Data protection: Luxembourg plans a 350 million euro fine for Amazon


The National Commission for Data Protection (CNDP) of the Grand Duchy of Luxembourg would like to collect a 350 million euro fine for data protection violations from Amazon.com. That reports that Wall Street Journal (WSJ) with reference to the initiated. It is not known what exactly Amazon is accused of. The CNDP is responsible because the group has its European headquarters in Luxembourg.

Both Amazon and the authority have declined to comment. According to the newspaper report, the Luxembourg data protection authority has already sent a copy of its draft decision to its counterparts in the other EEA states. So the so-called coherence procedure has begun. The national data protection authorities coordinate with each other in order to apply the General Data Protection Regulation (GDPR) as coherently as possible.
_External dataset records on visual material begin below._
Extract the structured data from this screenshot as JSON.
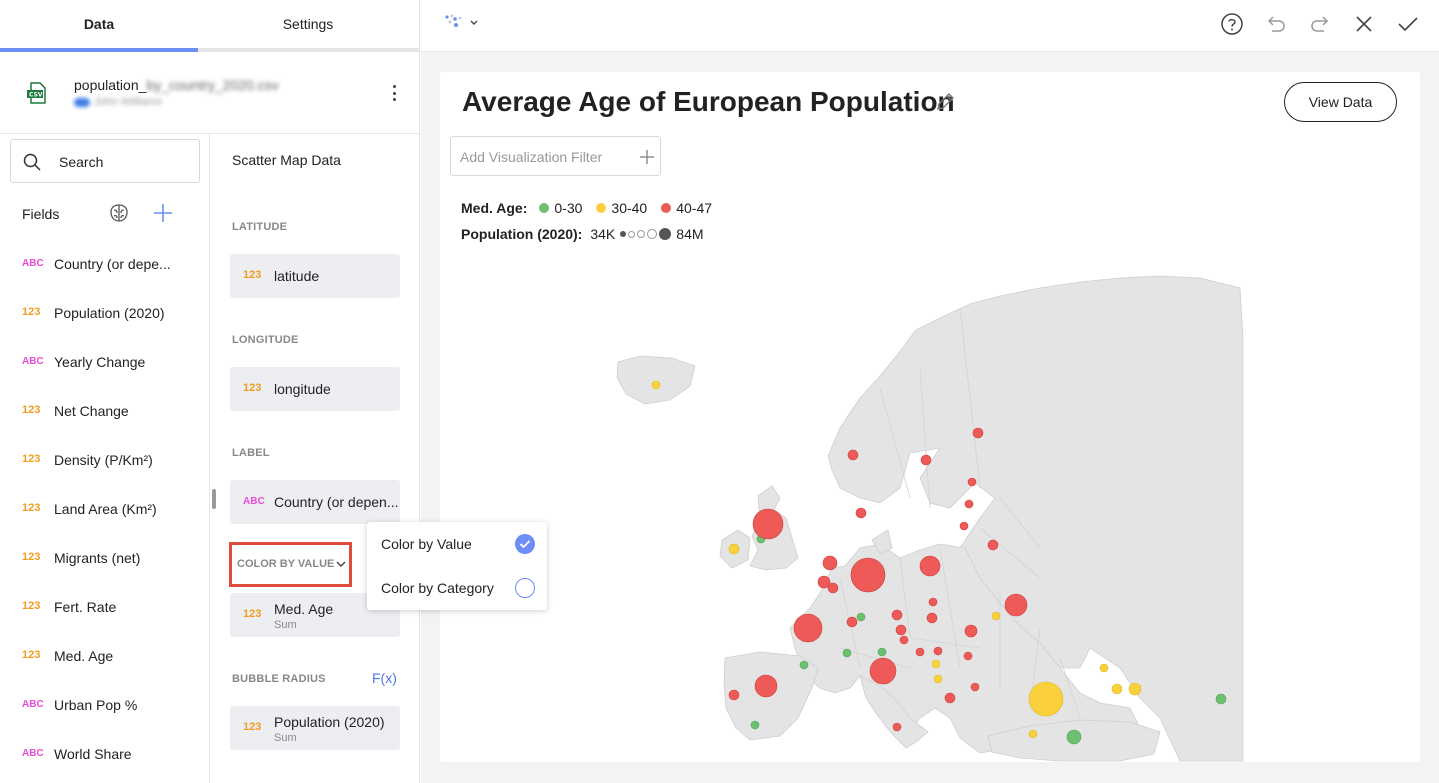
{
  "tabs": {
    "data": "Data",
    "settings": "Settings"
  },
  "source": {
    "file_prefix": "population_",
    "file_blurred": "by_country_2020.csv",
    "user_blurred": "John Williams"
  },
  "search": {
    "label": "Search"
  },
  "fields_title": "Fields",
  "fields": [
    {
      "type": "ABC",
      "label": "Country (or depe..."
    },
    {
      "type": "123",
      "label": "Population (2020)"
    },
    {
      "type": "ABC",
      "label": "Yearly Change"
    },
    {
      "type": "123",
      "label": "Net Change"
    },
    {
      "type": "123",
      "label": "Density (P/Km²)"
    },
    {
      "type": "123",
      "label": "Land Area (Km²)"
    },
    {
      "type": "123",
      "label": "Migrants (net)"
    },
    {
      "type": "123",
      "label": "Fert. Rate"
    },
    {
      "type": "123",
      "label": "Med. Age"
    },
    {
      "type": "ABC",
      "label": "Urban Pop %"
    },
    {
      "type": "ABC",
      "label": "World Share"
    }
  ],
  "config": {
    "title": "Scatter Map Data",
    "latitude": {
      "header": "LATITUDE",
      "type": "123",
      "value": "latitude"
    },
    "longitude": {
      "header": "LONGITUDE",
      "type": "123",
      "value": "longitude"
    },
    "label": {
      "header": "LABEL",
      "type": "ABC",
      "value": "Country (or depen..."
    },
    "color": {
      "header": "COLOR BY VALUE",
      "type": "123",
      "value": "Med. Age",
      "sub": "Sum"
    },
    "radius": {
      "header": "BUBBLE RADIUS",
      "fx": "F(x)",
      "type": "123",
      "value": "Population (2020)",
      "sub": "Sum"
    }
  },
  "popup": {
    "options": [
      {
        "label": "Color by Value",
        "selected": true
      },
      {
        "label": "Color by Category",
        "selected": false
      }
    ]
  },
  "card": {
    "title": "Average Age of European Population",
    "view_data": "View Data",
    "filter_placeholder": "Add Visualization Filter",
    "legend": {
      "age_label": "Med. Age:",
      "age_ranges": [
        {
          "label": "0-30",
          "color": "#6cc070"
        },
        {
          "label": "30-40",
          "color": "#fad03c"
        },
        {
          "label": "40-47",
          "color": "#ee5a57"
        }
      ],
      "pop_label": "Population (2020):",
      "pop_min": "34K",
      "pop_max": "84M"
    }
  },
  "colors": {
    "accent": "#6c8ef5",
    "highlight": "#e04b3e",
    "green": "#6cc070",
    "yellow": "#fad03c",
    "red": "#ee5a57",
    "land": "#e3e3e3"
  },
  "icons": [
    "csv-icon",
    "search-icon",
    "brain-icon",
    "add-field-icon",
    "chevron-down-icon",
    "scatter-map-icon",
    "help-icon",
    "undo-icon",
    "redo-icon",
    "close-icon",
    "check-icon",
    "pencil-icon",
    "plus-icon"
  ]
}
According to WSJ Some European data protectionists have already objected to the Luxembourg proposal and, in at least one case, called for an even higher penalty. If Luxembourg’s authority does not come to an agreement with the data protection authorities of the other GDPR countries in the current Amazon case, the European Data Protection Committee (ESDA) must coordinate the penalty notice for Amazon. Under the chairmanship of the Austrian lawyer Andrea Jelinek, the data protection authorities of the 30 EEA countries are coordinating in the ESDA.

350 million euros would be a multiple of the previous (not legally binding) record fine: In December, France fined Google 60 million euros for using tracking cookies for advertising purposes without the consent of those affected, even contrary to express settings. Ireland’s data protection authority fined Google Ireland a further 40 million euros for the same case. Ireland’s agency plans to issue several draft penalties against large data companies this year.
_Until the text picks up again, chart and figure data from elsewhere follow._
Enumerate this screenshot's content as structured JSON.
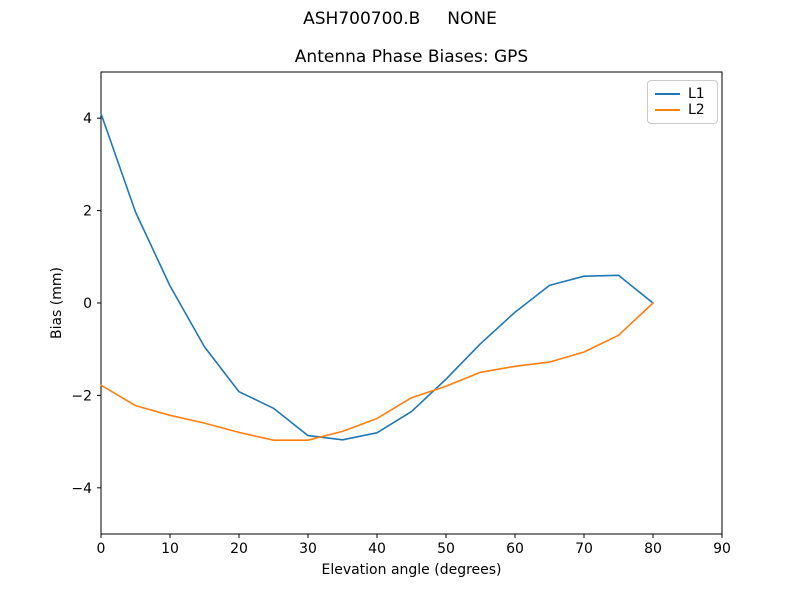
{
  "suptitle": "ASH700700.B     NONE",
  "chart_data": {
    "type": "line",
    "title": "Antenna Phase Biases: GPS",
    "xlabel": "Elevation angle (degrees)",
    "ylabel": "Bias (mm)",
    "xlim": [
      0,
      90
    ],
    "ylim": [
      -5,
      5
    ],
    "x_ticks": [
      0,
      10,
      20,
      30,
      40,
      50,
      60,
      70,
      80,
      90
    ],
    "y_ticks": [
      -4,
      -2,
      0,
      2,
      4
    ],
    "y_tick_labels": [
      "−4",
      "−2",
      "0",
      "2",
      "4"
    ],
    "grid": false,
    "legend_position": "upper right",
    "x": [
      0,
      5,
      10,
      15,
      20,
      25,
      30,
      35,
      40,
      45,
      50,
      55,
      60,
      65,
      70,
      75,
      80
    ],
    "series": [
      {
        "name": "L1",
        "color": "#1f77b4",
        "values": [
          4.1,
          1.97,
          0.37,
          -0.95,
          -1.92,
          -2.28,
          -2.87,
          -2.96,
          -2.81,
          -2.35,
          -1.65,
          -0.88,
          -0.2,
          0.38,
          0.58,
          0.6,
          0.0
        ]
      },
      {
        "name": "L2",
        "color": "#ff7f0e",
        "values": [
          -1.78,
          -2.22,
          -2.43,
          -2.6,
          -2.8,
          -2.97,
          -2.97,
          -2.78,
          -2.5,
          -2.05,
          -1.8,
          -1.5,
          -1.37,
          -1.28,
          -1.06,
          -0.7,
          0.0
        ]
      }
    ]
  }
}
The most expensive data protection penalty notice from Germany to date is dated September 30, 2020: The Hamburg Commissioner for Data Protection and Freedom of Information has sentenced the textile discount company H&M (Hennes & Mauritz) to more than 35 million euros because H&M is said to have spied on hundreds of employees. According to H & M, this process goes back to a voluntary disclosure by the company. The penalty is not final, as H&M has filed a lawsuit that is pending at the Hamburg Regional Court.
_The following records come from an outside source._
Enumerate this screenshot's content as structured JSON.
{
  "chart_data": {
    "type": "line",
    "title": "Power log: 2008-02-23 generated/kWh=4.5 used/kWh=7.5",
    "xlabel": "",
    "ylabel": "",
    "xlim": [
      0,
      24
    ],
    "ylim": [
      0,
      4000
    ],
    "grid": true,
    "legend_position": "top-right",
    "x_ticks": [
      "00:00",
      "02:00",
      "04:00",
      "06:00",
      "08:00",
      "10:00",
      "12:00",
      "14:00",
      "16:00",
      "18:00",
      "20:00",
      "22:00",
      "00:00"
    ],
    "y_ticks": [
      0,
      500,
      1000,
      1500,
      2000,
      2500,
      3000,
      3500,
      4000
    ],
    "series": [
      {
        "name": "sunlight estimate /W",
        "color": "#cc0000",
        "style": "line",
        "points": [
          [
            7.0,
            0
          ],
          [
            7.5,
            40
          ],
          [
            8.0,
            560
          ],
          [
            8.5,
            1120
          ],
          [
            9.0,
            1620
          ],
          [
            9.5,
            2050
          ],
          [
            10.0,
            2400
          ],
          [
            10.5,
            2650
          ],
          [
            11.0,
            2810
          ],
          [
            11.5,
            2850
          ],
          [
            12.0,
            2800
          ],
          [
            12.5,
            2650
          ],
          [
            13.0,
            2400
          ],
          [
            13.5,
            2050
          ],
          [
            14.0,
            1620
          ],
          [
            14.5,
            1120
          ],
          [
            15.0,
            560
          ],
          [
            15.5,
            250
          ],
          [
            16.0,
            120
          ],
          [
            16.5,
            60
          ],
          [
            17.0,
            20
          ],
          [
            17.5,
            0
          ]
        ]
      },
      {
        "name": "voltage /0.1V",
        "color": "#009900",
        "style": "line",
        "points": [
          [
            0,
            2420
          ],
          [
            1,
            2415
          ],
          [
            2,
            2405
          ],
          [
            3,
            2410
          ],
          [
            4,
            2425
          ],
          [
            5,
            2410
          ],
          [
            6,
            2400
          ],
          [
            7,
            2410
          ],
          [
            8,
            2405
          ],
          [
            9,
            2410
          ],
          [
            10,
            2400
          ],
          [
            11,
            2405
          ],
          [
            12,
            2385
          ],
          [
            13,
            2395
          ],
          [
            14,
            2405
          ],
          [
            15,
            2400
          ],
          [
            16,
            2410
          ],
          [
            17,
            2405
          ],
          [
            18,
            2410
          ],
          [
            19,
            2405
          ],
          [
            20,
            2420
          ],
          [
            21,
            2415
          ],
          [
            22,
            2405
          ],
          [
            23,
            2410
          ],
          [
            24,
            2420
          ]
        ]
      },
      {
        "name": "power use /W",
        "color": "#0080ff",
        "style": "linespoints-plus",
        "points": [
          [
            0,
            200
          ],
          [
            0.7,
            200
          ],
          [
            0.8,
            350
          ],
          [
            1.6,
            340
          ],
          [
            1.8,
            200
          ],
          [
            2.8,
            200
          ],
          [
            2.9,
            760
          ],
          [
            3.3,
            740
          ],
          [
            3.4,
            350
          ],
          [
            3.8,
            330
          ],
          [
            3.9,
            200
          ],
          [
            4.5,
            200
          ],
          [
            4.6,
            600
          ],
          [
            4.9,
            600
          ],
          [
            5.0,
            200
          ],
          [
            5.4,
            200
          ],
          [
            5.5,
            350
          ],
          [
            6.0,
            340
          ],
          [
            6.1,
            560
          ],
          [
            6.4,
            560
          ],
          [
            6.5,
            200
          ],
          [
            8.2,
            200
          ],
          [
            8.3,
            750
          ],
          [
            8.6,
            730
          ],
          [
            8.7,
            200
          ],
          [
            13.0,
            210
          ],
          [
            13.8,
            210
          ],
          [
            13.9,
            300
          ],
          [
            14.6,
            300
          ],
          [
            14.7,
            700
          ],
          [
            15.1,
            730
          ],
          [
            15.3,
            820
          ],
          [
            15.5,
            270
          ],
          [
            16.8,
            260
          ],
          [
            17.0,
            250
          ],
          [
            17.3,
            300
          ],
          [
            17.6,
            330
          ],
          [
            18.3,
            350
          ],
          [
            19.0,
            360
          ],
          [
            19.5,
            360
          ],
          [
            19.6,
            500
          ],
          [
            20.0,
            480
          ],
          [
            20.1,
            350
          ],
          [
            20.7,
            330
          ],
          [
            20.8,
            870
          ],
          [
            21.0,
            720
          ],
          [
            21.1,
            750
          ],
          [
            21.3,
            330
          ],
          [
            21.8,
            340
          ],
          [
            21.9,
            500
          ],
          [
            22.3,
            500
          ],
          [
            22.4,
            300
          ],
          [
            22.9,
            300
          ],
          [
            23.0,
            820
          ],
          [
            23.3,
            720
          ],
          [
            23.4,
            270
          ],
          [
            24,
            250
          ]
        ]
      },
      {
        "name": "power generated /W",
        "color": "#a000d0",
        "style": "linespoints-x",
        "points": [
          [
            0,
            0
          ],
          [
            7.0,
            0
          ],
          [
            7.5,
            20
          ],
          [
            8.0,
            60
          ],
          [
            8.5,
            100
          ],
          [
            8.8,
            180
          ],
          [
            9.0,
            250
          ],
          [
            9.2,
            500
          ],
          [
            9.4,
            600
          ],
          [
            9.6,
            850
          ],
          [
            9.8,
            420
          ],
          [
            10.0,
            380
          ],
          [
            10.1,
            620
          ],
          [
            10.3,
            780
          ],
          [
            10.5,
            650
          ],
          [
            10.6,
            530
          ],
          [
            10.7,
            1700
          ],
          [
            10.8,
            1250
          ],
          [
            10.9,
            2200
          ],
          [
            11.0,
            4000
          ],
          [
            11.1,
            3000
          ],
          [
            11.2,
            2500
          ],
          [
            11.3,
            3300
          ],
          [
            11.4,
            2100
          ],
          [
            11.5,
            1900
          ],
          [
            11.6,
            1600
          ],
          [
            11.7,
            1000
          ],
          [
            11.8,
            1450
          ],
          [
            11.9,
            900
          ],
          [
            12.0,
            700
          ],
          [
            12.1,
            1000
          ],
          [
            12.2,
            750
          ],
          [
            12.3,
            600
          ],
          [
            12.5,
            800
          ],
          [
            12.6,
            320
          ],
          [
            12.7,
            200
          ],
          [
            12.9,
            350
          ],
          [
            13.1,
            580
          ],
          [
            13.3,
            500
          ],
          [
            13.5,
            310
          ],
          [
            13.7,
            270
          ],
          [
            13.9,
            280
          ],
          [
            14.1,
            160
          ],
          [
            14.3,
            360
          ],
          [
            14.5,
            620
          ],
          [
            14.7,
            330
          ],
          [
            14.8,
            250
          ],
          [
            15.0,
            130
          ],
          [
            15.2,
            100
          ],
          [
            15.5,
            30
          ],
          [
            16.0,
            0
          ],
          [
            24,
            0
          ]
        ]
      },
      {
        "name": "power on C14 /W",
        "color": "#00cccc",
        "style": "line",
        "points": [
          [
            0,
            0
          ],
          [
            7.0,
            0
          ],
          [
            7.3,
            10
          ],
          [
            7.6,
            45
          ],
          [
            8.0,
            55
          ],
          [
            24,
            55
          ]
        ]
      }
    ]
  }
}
The highest European data protection penalty to date for Amazon comes from December and from France. There, there is a threat of a fine of 35 million euros for using tracking cookies for advertising purposes without the consent of the person concerned. This decision is not yet final either. The highest legally binding data protection penalty in Europe also comes from France: At the beginning of 2019, Google was fined 50 million euros for a lack of transparency, insufficient information and a lack of consent in relation to personalized advertising.